Dayat stood at the rear of the carriage, watching the obsidian trees of the Wailing Woods recede into the mist. Beside him, Dola sat close, her arm hooked possessively through his, her head resting on his shoulder.
The four of them—an Innovator from Jakarta, an AI with a human soul, an ancient Elf exile, and a street urchin—had just become the most dangerous group on the continent. The war between Magic and Logic had officially begun, but for the first time since he had been stranded in this world, Dayat felt that he wasn’t just running away.
He was heading home.
The First Lesson
As the carriage rattled along the mountain path, Dola looked up at Dayat. The moonlight caught the new, soft expression in her eyes.
"Dayat," she whispered.
"Yeah, Dol?"
"I am processing data regarding the cultural rituals of ’Marriage’ in Jakarta. There is a concept called ’Mas Kawin’ (Dowry). Since I did not request a gift during the status change earlier... may I ask for one now?"

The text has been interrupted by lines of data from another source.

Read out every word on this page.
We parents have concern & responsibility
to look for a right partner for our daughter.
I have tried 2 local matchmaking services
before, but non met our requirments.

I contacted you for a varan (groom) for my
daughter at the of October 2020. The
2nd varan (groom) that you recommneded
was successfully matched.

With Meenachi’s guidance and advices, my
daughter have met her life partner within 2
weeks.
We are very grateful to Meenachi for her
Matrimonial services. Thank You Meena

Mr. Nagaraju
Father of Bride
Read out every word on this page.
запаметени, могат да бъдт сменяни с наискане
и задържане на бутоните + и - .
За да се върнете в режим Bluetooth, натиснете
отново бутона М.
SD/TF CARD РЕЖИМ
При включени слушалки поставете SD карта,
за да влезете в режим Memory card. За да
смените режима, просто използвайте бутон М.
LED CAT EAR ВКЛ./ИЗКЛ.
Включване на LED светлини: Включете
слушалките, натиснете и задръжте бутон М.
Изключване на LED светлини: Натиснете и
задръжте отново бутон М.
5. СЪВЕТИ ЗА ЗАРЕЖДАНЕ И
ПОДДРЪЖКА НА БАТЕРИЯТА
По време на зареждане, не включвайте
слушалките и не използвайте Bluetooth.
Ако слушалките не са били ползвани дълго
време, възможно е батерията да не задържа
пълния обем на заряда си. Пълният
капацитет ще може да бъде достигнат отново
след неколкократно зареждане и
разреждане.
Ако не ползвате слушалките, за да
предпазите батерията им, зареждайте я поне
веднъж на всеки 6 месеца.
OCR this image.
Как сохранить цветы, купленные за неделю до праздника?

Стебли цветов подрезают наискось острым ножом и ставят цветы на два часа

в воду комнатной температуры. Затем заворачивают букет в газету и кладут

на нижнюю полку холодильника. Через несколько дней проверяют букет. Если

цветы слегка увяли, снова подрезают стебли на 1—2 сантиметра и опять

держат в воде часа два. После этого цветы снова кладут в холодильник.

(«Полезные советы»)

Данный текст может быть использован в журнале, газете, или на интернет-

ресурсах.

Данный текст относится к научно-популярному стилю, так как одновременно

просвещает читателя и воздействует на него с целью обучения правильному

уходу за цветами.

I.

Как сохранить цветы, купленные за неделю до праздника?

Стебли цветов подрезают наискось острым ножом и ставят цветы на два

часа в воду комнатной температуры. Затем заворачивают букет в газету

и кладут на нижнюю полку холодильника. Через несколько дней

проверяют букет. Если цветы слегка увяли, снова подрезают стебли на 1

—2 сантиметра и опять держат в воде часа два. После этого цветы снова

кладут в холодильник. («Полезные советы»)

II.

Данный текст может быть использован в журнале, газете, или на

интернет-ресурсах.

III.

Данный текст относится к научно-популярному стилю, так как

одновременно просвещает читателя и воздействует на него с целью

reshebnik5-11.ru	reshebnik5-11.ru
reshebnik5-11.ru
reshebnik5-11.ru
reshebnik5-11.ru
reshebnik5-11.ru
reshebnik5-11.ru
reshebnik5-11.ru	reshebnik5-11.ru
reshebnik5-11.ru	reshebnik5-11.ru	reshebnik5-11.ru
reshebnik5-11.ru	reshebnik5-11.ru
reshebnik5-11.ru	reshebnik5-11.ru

Dayat let out a small, tired laugh. "What do you want? A new CPU? A bigger gun?"
Dola shook her head. She reached up and grabbed the collar of Dayat’s jacket, pulling him down until their noses were touching.
"Teach me how to kiss like a human, Dayat. I wish to record the sensory data of your affection so that it may serve as the primary anchor for my system."
Dayat was stunned for a second, then he smiled—a genuine, warm smile. He reached out and cupped her face with his calloused hands. "That’s one thing data can’t teach you, Dol. You just have to follow your feelings."
Under the watchful stars of the border, Dayat kissed his wife. It wasn’t a simulation. It wasn’t code. It was the fusion of two worlds into one.